From: Lynn Winebarger
Subject: Re: Threads and asyncs
Date: Wed, 4 Sep 2002 22:14:42 -0500

On Wednesday 04 September 2002 21:38, Tom Lord wrote:
>       > The problem with this is that it requires really fast garbage 
> collection.
> Again -- I'll point at the substantial (from vague recollection: 20%?)
> speedup SCM got from generationally collecting environments.  The 
> common case pattern of how environments are used makes this a really
> excellent choice.
     I believe the ML community has the most history of needing
fast GC to deal with heap-allocated frames.  Appel has several
papers on SML/NJ's GC and dealing with this design decision.
     I haven't read them, of course, but they seem like the
canonical starting place.

> There's also Stallman's ancient spaghetti-stack approach -- which is
> kinda close to what SCM is doing.

      I'm not familiar with this spaghetti stack.  

>        > Now that I think about it [...]
> 
> you lost me with the rest of that, in case you want to clarify.

       Ok.  Stack based function calling is a particular allocation
strategy for activation records.  It's simple and reasonably quick.
In C,  you don't have grabbable continuations (at least not 
supported by the language), so when the function returns,
the only valid reference to the activation record is dropped,
and that activation record's memory is reclaimed by popping
the stack.  
    In Scheme, you can grab continuations, of course,
so as long as there's an external reference to an activation 
record/continuation, the stack cannot be popped.  However,
the only way such a reference can be (legally) created is
by call/cc.  Unless that is called, we know we are safe
"collecting" that activation record by popping the stack.  On
the other hand if we know there is a possible reference to
a continuation that's higher on the stack, we haven't collected
those frames, so we must freshly allocate new space for
activation records.  Now, you may occasionally create
stacks unnecessarily (e.g. the continuation was used only
for escaping, and there's no other way to get into the
lambda of the (call/cc (lambda (k) ...))); however, we will
never invalidly collect it either.  Instead, the garbage collector
will have the responsibility of seeing when that frame isn't
reachable.  
     In the straightforward, always allocate from the heap
model, the GC is always responsible for collecting activation
records.  In this model, we explicitly handle a very common
case, so the GC doesn't have to.  Otherwise, the GC handles
it, as it would have anyway.  Thus we have strictly improved
the speed (because popping the stack is about the
fastest deallocation anybody will ever have, other than exiting,
of course).
      Better?

>        > Is all the thread hair in SCM as well?
> 
> Grr.  We need a wiki to sort that out.  No, I don't (recall that) it's
> in SCM -- but then I also think Guile is dead-ending in this regard.
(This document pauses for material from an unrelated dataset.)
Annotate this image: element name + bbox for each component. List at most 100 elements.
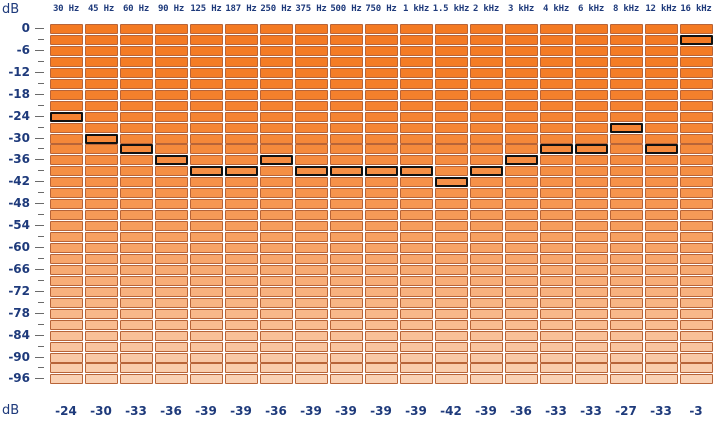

    I don't think anybody's found the grail yet.  
   
> Am I misunderstanding the referent of "the two"?   amdhal's law talks
> about the impact of optimizing components on the performance of a
> system that incorporates those components.   Clean APIs can enable
> swappable components.

       Sorry, the last time I heard a reference to Amdhal's law was
in a hardware course three years ago.  I looked it up on FOLDOC
and it gave a definition referring to the maximum speedup 
of parallelization (which is why I didn't see the connection).  I just 
went back to Hennessy and Patterson and they give the right definition.